Airbnb didn’t immediately respond to a request for comment from Business Insider.
Chesky and his cofounders are attempting an IPO shortly after the toughest period in Airbnb’s history. The coronavirus pandemic sparked widespread lockdowns earlier this year, devastating global travel and eviscerating demand on Airbnb’s platform.
Chesky wrote in May that Airbnb’s revenues were forecast to plunge more than 50% this year. He responded by slashing costs, raising $2 billion in fresh capital, and laying off 1,900 employees or 25% of the group’s global workforce. The measures were intended to help focus and “evolve” the company for the post-virus era, he said.

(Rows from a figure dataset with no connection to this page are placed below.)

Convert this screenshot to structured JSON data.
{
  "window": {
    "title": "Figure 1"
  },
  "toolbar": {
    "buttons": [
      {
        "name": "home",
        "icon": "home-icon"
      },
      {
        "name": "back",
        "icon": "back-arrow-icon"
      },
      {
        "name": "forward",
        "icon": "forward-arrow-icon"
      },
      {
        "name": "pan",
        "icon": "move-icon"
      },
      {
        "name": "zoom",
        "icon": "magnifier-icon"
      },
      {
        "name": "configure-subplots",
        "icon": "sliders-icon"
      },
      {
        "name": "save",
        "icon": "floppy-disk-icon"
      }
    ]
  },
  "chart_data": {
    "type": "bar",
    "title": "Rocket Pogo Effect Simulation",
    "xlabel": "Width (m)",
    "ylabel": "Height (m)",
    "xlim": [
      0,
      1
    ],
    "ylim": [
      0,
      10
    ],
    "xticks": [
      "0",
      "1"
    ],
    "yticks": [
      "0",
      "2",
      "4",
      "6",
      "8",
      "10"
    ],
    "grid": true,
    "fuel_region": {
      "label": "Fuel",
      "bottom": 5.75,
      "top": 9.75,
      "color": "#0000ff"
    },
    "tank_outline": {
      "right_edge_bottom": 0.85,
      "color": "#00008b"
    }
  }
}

Airbnb also refunded customers who were forced to cancel trips, and set aside $250 million to reimburse hosts who lost bookings. Bookings rebounded in June but were still down 30% versus the same period last year, Bloomberg reported.
The overall outcome was a 67% year-on-year plunge in revenues to $335 million last quarter, which fueled a $400 million loss before interest, tax, depreciation, and amortization, Bloomberg said.
More positively, customers booked more than one million nights of future Airbnb stays worldwide on July 8 – the first time that bookings reached that level since March, Airbnb said.
Airbnb’s recent challenges call into question why Chesky is pushing to list the company this year, potentially disregarding Buffett’s advice. One reason could be pressure from employees to go public before lucrative stock options expire, The Wall Street Journal reported.
The stock market’s swift recovery may also be a factor. Both the S&P 500 and Nasdaq closed at record highs early this week.